Where the legacy chanter muffles expression into the nasal cavity, the polyphonic singer opens the mouth more fully. The voices sound natural, the way most people actually sing. Expression is carried not by subtle, idiosyncratic vocal inflections that take years to master, but by the harmony itself: the way parts move against one another, the tension and resolution of intervals, the dynamic shape of a four-part texture. This has a direct and significant practical consequence: a beginner who learns to sing through polyphonic Byzantine music develops skills that transfer cleanly to any other musical tradition. There are no distortions to unlearn, no idiosyncratic techniques to untangle later. The voice is trained in a way that is compatible with the broader world of music from the start.

Polyphonic Byzantine music is accessible to anyone willing to learn basic music theory and commit to practicing with a choir. This could be why it attracts everyday people. Church choirs performing this repertoire may be vested in graduation-style robes with stoles, or they may simply wear their regular clothes.

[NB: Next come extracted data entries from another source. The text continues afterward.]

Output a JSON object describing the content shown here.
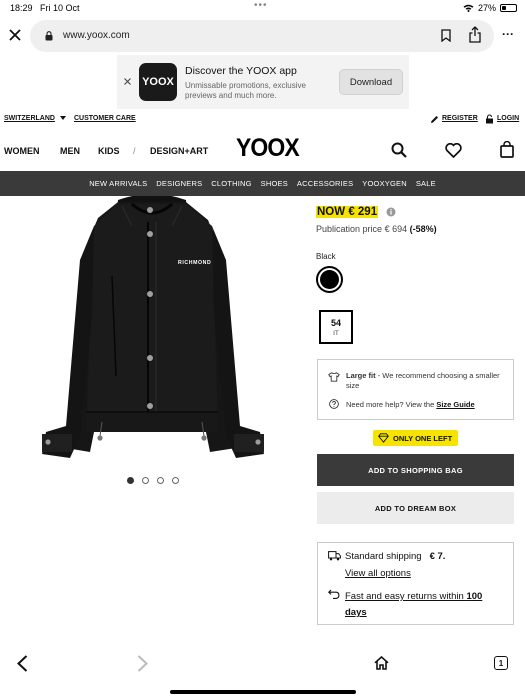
{
  "status_bar": {
    "time": "18:29",
    "date": "Fri 10 Oct",
    "battery": "27%",
    "battery_level": 0.27
  },
  "browser": {
    "url": "www.yoox.com"
  },
  "promo": {
    "logo_text": "YOOX",
    "title": "Discover the YOOX app",
    "subtitle": "Unmissable promotions, exclusive previews and much more.",
    "button": "Download"
  },
  "top_links": {
    "country": "SWITZERLAND",
    "customer_care": "CUSTOMER CARE",
    "register": "REGISTER",
    "login": "LOGIN"
  },
  "nav": {
    "women": "WOMEN",
    "men": "MEN",
    "kids": "KIDS",
    "separator": "/",
    "design_art": "DESIGN+ART",
    "logo": "YOOX"
  },
  "categories": [
    "NEW ARRIVALS",
    "DESIGNERS",
    "CLOTHING",
    "SHOES",
    "ACCESSORIES",
    "YOOXYGEN",
    "SALE"
  ],
  "product": {
    "jacket_text": "RICHMOND",
    "image_count": 4,
    "active_image": 0,
    "price_now_label": "NOW",
    "price_now": "€ 291",
    "publication_price_label": "Publication price",
    "publication_price": "€ 694",
    "discount": "(-58%)",
    "color_label": "Black",
    "size_num": "54",
    "size_unit": "IT",
    "fit_title": "Large fit",
    "fit_text": " - We recommend choosing a smaller size",
    "help_text": "Need more help? View the ",
    "size_guide": "Size Guide",
    "only_one_left": "ONLY ONE LEFT",
    "add_to_bag": "ADD TO SHOPPING BAG",
    "add_to_dream": "ADD TO DREAM BOX"
  },
  "shipping": {
    "standard": "Standard shipping",
    "standard_price": "€ 7.",
    "view_options": "View all options",
    "returns_prefix": "Fast and easy returns within ",
    "returns_days": "100 days"
  },
  "bottom_bar": {
    "tabs_count": "1"
  },
  "colors": {
    "accent": "#f6e400",
    "dark_bar": "#3a3a3a"
  }
}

Polyphonic Byzantine music does not reject the past. It redistributes musical responsibility from solo ornamentation to structured interaction between voices. Expression no longer rests primarily on individual ornamentation, but on the interaction of voices within a shared modal framework. The result is a form of Byzantine music that is structurally explicit, harmonically cooperative, and accessible to trained choirs without requiring immersion in a single oral lineage.